Neptune is the Roman equivalent to the Greek god Poseidon.  He is widely recognized as the god of the sea, standing strong and regal with his trident, heavily bearded and boldly postured, exerting great power over his underwater domain.  His realm extends beyond the ocean floor, as well, since, as the ruler of water and climate, he is also the god of storms, wind and rain.  He can provide safe passage to sea-faring vessels, or, just as quickly, he can bring them to their doom.  He is also the provider of life-giving rainfall to agricultural endeavors, the filler of rivers and lakes with fish, and the one who causes underground springs to overflow with fresh drinking water.
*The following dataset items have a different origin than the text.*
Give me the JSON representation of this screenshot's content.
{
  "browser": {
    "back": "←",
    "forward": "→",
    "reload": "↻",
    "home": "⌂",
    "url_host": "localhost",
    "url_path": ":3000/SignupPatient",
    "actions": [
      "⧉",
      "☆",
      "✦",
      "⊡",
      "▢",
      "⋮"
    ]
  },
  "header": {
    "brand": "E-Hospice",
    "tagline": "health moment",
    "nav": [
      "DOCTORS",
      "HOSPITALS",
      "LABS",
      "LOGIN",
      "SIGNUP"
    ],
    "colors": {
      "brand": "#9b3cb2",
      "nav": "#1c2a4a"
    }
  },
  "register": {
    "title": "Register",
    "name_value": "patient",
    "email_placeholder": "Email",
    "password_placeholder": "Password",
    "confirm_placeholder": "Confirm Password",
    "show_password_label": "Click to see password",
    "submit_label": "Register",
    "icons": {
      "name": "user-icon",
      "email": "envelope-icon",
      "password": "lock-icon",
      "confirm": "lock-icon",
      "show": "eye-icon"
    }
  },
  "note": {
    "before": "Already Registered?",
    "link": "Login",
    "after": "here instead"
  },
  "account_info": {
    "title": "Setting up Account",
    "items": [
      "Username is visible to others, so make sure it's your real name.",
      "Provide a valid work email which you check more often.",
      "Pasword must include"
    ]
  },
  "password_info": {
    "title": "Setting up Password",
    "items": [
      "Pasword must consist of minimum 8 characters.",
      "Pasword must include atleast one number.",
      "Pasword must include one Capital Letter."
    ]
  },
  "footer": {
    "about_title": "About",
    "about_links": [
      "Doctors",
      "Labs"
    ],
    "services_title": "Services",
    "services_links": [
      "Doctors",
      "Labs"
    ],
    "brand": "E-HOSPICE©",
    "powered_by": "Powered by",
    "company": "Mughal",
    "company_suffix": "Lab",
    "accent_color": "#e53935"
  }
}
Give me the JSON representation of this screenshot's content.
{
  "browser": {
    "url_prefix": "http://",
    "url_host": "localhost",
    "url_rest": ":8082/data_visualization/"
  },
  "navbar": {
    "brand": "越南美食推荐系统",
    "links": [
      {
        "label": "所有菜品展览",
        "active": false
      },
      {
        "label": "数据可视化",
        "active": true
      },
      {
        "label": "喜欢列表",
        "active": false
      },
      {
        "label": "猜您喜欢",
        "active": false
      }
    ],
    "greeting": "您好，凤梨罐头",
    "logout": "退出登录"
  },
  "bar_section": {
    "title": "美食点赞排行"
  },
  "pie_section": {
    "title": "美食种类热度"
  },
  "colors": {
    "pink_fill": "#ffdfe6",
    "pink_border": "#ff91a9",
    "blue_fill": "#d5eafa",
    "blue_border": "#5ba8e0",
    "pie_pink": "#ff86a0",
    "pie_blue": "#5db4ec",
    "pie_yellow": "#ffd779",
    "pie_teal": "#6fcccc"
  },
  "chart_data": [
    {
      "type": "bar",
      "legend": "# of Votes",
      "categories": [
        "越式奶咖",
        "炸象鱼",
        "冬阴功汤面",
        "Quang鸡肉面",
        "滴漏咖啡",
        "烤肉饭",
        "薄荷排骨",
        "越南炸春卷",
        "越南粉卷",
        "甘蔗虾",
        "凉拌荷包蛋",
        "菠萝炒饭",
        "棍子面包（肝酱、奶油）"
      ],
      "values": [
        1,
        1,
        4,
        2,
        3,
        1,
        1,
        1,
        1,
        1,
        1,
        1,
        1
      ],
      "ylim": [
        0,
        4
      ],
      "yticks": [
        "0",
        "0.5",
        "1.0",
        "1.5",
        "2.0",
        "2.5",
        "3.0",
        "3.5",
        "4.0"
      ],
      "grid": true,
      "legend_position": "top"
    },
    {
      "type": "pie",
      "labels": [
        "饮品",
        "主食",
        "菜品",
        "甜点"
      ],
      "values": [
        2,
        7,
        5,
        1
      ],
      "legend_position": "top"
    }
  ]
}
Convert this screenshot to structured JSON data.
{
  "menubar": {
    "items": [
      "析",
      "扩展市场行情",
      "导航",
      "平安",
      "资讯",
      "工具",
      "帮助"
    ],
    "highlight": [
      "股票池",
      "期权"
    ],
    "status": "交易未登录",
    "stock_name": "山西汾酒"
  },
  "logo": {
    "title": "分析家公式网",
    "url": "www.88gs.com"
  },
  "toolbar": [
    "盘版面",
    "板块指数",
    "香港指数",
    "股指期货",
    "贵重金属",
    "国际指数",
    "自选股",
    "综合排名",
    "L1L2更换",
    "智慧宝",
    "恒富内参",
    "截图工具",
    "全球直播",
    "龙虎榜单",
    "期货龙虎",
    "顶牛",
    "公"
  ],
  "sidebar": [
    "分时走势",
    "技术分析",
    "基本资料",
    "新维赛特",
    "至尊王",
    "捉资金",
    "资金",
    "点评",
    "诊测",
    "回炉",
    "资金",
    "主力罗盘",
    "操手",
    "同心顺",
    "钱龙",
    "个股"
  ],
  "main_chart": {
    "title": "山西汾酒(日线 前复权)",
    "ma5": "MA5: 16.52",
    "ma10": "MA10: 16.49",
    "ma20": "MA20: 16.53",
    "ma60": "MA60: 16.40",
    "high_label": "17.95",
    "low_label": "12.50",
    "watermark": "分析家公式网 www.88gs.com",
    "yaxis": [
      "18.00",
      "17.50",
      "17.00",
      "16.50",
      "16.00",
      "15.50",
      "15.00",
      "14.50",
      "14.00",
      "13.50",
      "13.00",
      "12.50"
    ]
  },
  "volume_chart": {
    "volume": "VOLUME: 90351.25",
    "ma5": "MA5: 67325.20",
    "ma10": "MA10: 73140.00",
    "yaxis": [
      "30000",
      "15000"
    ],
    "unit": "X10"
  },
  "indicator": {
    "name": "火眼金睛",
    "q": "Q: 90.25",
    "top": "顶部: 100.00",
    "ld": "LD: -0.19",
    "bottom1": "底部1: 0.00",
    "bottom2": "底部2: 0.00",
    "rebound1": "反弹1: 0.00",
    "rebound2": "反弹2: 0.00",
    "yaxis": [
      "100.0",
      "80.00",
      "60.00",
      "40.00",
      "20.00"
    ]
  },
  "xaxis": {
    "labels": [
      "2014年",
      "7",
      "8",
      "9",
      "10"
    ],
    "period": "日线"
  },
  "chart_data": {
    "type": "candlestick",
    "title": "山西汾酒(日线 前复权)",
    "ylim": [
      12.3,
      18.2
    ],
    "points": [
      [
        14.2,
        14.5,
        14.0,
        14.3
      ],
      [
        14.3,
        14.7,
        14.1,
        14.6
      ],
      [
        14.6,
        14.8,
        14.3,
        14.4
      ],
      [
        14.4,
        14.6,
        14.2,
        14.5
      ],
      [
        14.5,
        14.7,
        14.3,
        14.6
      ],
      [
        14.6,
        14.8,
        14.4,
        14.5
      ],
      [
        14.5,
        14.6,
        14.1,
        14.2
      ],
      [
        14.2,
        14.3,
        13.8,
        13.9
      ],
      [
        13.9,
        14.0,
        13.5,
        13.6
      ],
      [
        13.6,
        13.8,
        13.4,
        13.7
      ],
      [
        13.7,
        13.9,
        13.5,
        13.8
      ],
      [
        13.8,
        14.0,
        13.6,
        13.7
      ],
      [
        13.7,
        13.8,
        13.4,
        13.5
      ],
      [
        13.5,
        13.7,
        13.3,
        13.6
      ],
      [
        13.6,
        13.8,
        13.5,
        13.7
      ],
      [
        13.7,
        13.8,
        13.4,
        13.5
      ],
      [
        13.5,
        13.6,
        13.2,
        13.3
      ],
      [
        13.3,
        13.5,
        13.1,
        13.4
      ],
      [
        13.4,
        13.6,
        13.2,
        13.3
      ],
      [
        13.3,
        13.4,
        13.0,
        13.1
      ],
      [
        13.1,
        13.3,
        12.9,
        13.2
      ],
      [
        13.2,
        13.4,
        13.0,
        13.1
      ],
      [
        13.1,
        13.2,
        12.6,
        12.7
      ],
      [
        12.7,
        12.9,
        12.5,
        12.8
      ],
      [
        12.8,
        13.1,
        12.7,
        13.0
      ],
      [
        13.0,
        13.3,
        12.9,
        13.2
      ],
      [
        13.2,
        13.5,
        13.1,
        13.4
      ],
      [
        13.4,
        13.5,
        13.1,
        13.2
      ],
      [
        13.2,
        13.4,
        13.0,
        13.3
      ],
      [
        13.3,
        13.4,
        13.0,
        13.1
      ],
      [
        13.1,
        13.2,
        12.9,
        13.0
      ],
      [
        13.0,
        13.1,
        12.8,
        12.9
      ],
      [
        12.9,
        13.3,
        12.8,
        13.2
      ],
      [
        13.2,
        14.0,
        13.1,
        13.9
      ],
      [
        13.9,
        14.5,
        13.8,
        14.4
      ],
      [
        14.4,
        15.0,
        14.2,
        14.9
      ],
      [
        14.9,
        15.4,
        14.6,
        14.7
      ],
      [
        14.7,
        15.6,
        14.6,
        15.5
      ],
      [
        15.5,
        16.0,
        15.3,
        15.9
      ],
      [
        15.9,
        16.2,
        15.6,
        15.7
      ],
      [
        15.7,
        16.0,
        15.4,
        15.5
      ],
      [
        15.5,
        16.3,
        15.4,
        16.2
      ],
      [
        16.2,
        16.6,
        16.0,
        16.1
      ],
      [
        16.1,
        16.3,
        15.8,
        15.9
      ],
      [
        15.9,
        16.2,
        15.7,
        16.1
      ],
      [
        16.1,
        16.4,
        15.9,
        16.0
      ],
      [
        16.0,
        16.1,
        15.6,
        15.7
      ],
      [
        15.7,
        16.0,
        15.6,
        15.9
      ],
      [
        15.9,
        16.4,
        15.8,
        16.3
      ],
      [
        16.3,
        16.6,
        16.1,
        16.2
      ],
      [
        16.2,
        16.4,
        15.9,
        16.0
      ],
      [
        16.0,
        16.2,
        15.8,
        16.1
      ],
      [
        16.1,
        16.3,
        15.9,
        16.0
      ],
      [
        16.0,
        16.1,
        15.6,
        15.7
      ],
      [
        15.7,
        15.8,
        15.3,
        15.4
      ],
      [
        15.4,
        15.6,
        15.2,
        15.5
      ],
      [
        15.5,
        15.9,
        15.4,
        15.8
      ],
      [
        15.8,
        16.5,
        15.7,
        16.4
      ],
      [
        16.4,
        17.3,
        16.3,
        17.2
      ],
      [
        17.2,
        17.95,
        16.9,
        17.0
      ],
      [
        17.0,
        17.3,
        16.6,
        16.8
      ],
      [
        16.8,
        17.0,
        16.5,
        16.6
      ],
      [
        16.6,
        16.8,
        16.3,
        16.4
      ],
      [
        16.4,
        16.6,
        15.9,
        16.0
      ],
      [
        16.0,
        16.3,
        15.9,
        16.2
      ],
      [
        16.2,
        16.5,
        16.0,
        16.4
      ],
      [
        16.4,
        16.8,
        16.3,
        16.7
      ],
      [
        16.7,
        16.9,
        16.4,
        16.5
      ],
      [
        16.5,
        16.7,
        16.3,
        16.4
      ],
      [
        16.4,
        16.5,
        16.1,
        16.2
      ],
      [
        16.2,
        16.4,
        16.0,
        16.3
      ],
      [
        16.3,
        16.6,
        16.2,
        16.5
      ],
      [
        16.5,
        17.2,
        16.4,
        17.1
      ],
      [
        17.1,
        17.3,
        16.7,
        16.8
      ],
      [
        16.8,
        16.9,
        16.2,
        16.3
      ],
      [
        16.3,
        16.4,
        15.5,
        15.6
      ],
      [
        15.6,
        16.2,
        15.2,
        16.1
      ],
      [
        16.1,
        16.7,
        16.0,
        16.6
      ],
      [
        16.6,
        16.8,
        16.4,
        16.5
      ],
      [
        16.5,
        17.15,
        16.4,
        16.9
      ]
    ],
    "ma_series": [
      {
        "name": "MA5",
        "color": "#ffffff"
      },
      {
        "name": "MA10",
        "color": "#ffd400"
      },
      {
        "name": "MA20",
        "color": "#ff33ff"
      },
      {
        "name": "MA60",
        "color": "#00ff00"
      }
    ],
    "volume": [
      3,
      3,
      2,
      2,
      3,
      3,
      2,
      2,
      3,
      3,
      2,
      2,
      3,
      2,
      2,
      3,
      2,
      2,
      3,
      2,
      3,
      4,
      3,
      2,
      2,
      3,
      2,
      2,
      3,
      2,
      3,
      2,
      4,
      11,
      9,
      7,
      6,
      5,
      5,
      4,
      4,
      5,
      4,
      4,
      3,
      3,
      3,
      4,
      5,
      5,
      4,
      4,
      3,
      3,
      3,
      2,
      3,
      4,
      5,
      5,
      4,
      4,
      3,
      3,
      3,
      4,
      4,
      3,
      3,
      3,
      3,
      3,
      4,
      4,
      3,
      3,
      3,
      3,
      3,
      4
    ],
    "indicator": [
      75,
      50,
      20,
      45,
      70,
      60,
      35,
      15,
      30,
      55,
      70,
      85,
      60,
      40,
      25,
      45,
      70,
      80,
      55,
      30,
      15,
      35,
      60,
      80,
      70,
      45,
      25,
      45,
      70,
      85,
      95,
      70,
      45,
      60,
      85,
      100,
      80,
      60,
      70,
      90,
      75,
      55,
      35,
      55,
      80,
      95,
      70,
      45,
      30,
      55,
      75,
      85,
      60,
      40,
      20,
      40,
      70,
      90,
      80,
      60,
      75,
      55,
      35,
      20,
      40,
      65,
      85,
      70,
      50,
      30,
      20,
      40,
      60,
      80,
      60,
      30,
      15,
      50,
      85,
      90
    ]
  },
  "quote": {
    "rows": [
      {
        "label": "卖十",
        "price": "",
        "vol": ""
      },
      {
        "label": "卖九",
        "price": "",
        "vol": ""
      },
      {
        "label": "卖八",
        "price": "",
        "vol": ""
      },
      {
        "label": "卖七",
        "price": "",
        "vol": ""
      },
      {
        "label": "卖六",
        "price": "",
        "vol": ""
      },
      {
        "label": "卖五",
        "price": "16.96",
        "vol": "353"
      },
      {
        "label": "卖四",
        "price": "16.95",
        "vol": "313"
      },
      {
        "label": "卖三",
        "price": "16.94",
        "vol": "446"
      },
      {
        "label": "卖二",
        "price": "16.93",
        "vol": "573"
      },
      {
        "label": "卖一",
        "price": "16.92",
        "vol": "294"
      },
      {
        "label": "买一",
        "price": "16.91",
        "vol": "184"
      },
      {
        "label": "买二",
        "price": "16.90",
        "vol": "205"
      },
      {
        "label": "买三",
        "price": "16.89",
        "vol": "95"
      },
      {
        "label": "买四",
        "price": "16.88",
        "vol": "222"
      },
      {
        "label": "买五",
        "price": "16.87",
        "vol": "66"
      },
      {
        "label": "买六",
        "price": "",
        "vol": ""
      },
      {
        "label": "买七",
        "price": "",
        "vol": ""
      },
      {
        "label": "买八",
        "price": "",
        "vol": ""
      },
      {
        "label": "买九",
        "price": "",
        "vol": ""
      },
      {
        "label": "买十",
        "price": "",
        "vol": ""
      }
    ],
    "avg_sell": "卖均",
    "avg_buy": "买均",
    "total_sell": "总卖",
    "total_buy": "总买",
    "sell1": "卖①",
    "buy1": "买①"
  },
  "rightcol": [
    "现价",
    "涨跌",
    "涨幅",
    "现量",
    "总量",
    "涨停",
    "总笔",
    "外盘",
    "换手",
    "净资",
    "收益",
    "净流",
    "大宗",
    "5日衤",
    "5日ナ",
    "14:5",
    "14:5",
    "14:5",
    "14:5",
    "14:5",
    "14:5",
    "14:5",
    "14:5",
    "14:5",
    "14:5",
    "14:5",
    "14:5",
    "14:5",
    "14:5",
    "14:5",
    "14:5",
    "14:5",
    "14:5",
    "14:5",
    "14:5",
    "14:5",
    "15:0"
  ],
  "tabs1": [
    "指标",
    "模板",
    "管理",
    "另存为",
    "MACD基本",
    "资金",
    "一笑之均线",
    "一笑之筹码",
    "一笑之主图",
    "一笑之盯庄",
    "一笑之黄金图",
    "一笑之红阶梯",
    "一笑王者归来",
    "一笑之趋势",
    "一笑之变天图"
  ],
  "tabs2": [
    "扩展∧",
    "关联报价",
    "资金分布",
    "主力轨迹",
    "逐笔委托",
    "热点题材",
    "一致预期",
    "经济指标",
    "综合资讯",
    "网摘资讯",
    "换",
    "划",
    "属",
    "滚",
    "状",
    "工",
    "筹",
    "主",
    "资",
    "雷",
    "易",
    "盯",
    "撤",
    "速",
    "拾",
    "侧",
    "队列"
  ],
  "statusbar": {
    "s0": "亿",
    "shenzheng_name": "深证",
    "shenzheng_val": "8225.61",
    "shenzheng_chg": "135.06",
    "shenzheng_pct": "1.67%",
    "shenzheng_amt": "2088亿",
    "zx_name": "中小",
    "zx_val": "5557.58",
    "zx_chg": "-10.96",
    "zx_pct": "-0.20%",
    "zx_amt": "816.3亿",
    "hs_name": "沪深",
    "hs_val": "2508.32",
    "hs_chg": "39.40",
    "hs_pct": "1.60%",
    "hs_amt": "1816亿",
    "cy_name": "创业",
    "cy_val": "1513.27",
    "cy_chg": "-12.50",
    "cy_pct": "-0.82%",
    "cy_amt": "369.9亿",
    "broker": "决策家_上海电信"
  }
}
Surely a deity of such breadth and reach deserves his own festival.  And, as it happens, tomorrow, July 23, marks the ancient Roman festival of Neptunalia.  Placed squarely in the heart of the dry season, this pleasant social event was slated as a time to celebrate the god Neptune and to implore him to bring more life-giving rain.  Often, a bull would be sacrificed as a symbol of agricultural fertility, and then the people would celebrate with the traditional activities of having a feast in the shade of shelters built with tree branches, drinking spring water, and sharing a pleasant, joyful time with friends.  During this festival, many of the standard social restrictions were lifted, giving people the opportunity to interact with others that they might not usually have the chance to meet.  What better time to get together with friends, share a meal, and perhaps open yourself up to the possibility of meeting someone new?

Neptunalia is also a good time to reconsider our own relationship with water, both literally and symbolically.  Many ancient religions place great importance on the metaphorical lessons that can be learned from water’s unique combination of fluidity, quiet patience, and immense power.  “Nothing is softer or more flexible than water, yet nothing can resist it.”  (Lao Tzu)  There is much that we can learn from observing water, such as how to adapt to our environment while staying true to our core selves, going with the flow instead of fighting it, and finding creative solutions to challenges. 

So, in celebration of Neptunalia, I encourage you to get together with some friends, share a feast, raise a glass of water, and open your mind to the flow of the Universe.  You might be pleasantly surprised where it takes you!